Middle Course of a River - Processes and Features

In the middle course of a river the gradient decreases (it flattens out) and the discharge increases. This is due to the fact that many more tributaries have joined the main channel, leading to an increased volume of water, as well as the fact that the high level of gravitational potential energy which was found in the upper course of the river has been converted to kinetic energy.

This enables the river to erode laterally as well as vertically, thus widening the river channel. The river also starts to deposit load due to variations in energy in the channel cross-section and longitudinally (caused by differences in geology, gradient, land use and weather conditions). River energy fluctuations along its course leads to a dynamic environment whereby the form of the river can change season by season.

Many landforms are formed in the middle course as a direct consequence of the relative energy balance changing, resulting in both erosion and deposition. The most obvious example of this is a meander.

Meanders

Meanders are the characteristic bends in a river that are found all along the length of a river but particularly in the middle course. They can vary in size, but generally have deposits of different sized sediment on the inside of the bend called a slip-off slope or point bar, and a concave section on the opposite bank of the river on the outer bend called a river cliff or bluff.

The initial cause of meandering rivers is related to the way in which different types of flow within a river:

• laminar flow – horizontal movement in a plane.
• turbulent flow – horizontal and vertical eddies in the water sometimes producing mini-whirlpools
• helicoidal flow – corkscrew movement of water which is thought to transport eroded material downstream from one meander bend to the next

These, combined with the natural sinuosity (the movement of a river in an S shape across the landscape) of water leads to different rates of erosion and deposition. It is thought that the frictional drag exerted on the water by the riverbed and banks causes lower layers of water to move more slowly and in a sinuous manner. They interfere with upper layers of water and cause them to move in a more exaggerated pattern of sinuosity. Inevitably, once sinuous flow is established it causes the river to collide with the banks and results in erosion.

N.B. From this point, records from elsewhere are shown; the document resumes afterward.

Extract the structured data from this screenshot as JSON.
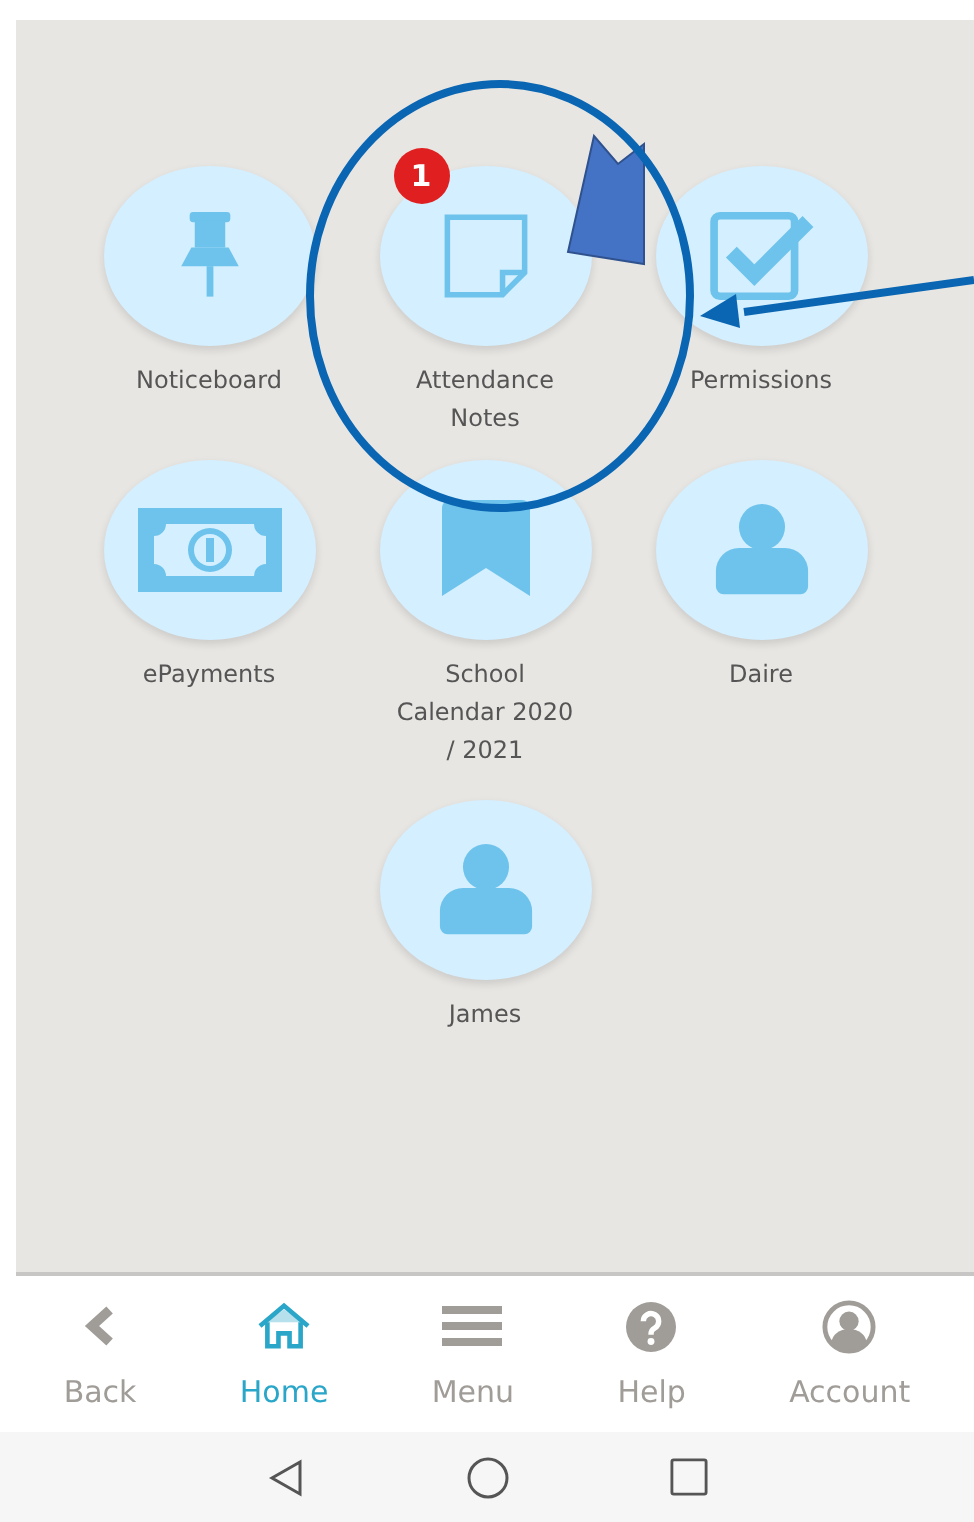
{
  "tiles": [
    {
      "label": "Noticeboard"
    },
    {
      "label": "Attendance Notes",
      "badge": "1"
    },
    {
      "label": "Permissions"
    },
    {
      "label": "ePayments"
    },
    {
      "label": "School Calendar 2020 / 2021"
    },
    {
      "label": "Daire"
    },
    {
      "label": "James"
    }
  ],
  "nav": [
    {
      "label": "Back",
      "selected": false
    },
    {
      "label": "Home",
      "selected": true
    },
    {
      "label": "Menu",
      "selected": false
    },
    {
      "label": "Help",
      "selected": false
    },
    {
      "label": "Account",
      "selected": false
    }
  ]
}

The increase in discharge typically found in the middle course leads to an increase in the rate of erosion (both vertical and lateral) and the formation of pools in the channel. The rate of formation of pools increases in times of higher discharge and leads to more efficient movement of water. In addition, erosion of the channel causes there to be an increase in the availability of material being transported. This material is often deposited further along the channel in less efficient sections with a lower velocity, to form riffles. Riffles reduce the efficiency of channel flow still further by increasing the wetted perimeter (the length of channel in contact with water) and consequently increases friction. This reduces the velocity of the water and leads to further deposition. Coarse particles in riffles are more angular and generate greater flow resistance than the fine particles in pools so more energy is expended as water flows over them (the water is shallower). This, in turn, encourages further deposition. Pools have a shallower sediment gradient so less energy is expended by the deeper water flowing over them, further increasing channel efficiency.

Pool and riffle sequences cause changes in the efficiency of a river channel which, in turn, causes changes to the way in which the water moves within the channel. The swing of flow caused by riffles forces the line of greatest velocity (the thalweg) to the outside of the channel where it starts to erode the bank by hydraulic action and abrasion.

It is thought that once meander development is established, helicoidal flow plays an important role. Some believe that faster flow on the outside bend of a meander causes water to ‘pile up’ and so to increased water pressure, while the slower velocity on the inside bend caused by friction with riffles leads to a decrease in water pressure. Since water always moves from high to low pressure a cross-channel flow of water becomes established whereby water (and sediment) is drawn downwards from the outside bend towards the inside bend in order to equalise pressure. Others believe that this cross-channel helicoidal flow is not strong enough to transport sediment as well as water and it is generally agreed that most sediment is transported from the river cliff where it is eroded upstream and deposited on the next slip-off slope downstream rather than directly opposite.

Over time, the sinuosity of the meander increases as pools lengthen until new sets of pools and riffles form in the straight sections between meanders. The whole channel migrates laterally (becomes wider) and becomes more sinuous, acquiring the typical meander shape.

Over time meanders can eventually develop into oxbow lakes. As the meander increases in sinuosity it can create a narrow neck of land between successive loops. This neck of land can be eroded through in times of high discharge (floods, for example) as a river current takes the most direct path, leaving the meander as a cut-off. As the new straighter channel becomes established the original meander resides as an oxbow lake. The lake is further isolated by deposition at the neck and it will slowly become infilled with sediment washed off the surrounding floodplain. The water in the lake will also slowly evaporate and it will become infilled with reeds and marsh vegetation. This can happen in less than 10 years.